ISLAMABAD: Pakistan has seemingly been on the verge of signing the much-anticipated staff-level agreement with the International Monetary Fund (IMF) for several weeks now, but the coming week may see the finance minister “close the deal.”
Sources in the finance ministry told Dawn that the government has been sticking to its line of “very soon”, and a finance ministry official said that Finance Minister Ishaq Dar would resume the final round of talks with the lender tomorrow (Monday).
Earlier this week, Dar said the government would sign a staff-level agreement with the Fund in a few days.
The finance ministry official said the deal couldn’t be signed this weekend because of delays in compliance with certain measures from the State Bank of Pakistan (SBP).

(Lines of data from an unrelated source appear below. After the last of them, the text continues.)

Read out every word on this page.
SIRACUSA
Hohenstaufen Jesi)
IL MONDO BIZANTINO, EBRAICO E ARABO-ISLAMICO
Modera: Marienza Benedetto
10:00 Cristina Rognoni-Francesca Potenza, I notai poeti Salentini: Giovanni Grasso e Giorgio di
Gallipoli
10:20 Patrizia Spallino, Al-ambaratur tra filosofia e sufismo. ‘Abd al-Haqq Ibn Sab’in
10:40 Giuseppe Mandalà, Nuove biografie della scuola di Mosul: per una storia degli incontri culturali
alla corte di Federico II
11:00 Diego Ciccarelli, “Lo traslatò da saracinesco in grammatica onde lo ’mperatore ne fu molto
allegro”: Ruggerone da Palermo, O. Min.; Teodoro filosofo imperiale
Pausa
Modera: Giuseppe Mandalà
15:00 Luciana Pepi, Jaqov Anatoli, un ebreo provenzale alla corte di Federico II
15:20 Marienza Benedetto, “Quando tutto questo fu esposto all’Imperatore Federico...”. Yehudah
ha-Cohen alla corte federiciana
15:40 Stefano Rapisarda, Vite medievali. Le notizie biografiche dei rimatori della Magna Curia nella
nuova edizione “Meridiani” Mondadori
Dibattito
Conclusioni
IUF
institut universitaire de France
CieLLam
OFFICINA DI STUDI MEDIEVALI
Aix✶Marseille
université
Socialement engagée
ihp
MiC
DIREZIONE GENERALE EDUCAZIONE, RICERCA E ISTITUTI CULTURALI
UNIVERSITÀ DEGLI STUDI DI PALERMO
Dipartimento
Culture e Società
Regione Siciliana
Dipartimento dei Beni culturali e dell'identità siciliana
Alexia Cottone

Islamabad hosted an IMF mission in early February to negotiate the terms of a deal, including the adoption of policy measures to manage its fiscal deficit ahead of the annual budget due around June.
A finance ministry official says last prior actions completed by SBP, compliance reports shared with the lender
Since then, Mr Dar has been consistently saying that the deal would be signed soon. On Thursday, he said the country was “very close” to signing the staff-level agreement.
However, the official said the central bank had now completed the last prior actions, and its compliance reports were subsequently shared with the IMF.
Meanwhile, all prior actions to be taken by the finance and energy ministries and the Federal Board of Revenue (FBR) were also completed and shared with IMF officials.
The official said Mr Dar would now hold virtual talks with the IMF team, led by its mission chief to Pakistan, Nathan Porter, to finalise the deal.
“We have almost completed all prior actions and measures suggested by the IMF,” the official said, adding that the staff-level agreement was expected on Monday or Tuesday.
An agreement would release $1.1 billion, which is part of a $6.5bn bailout package the IMF approved in 2019, which analysts say is critical if Pakistan is to avoid defaulting on external debt obligations.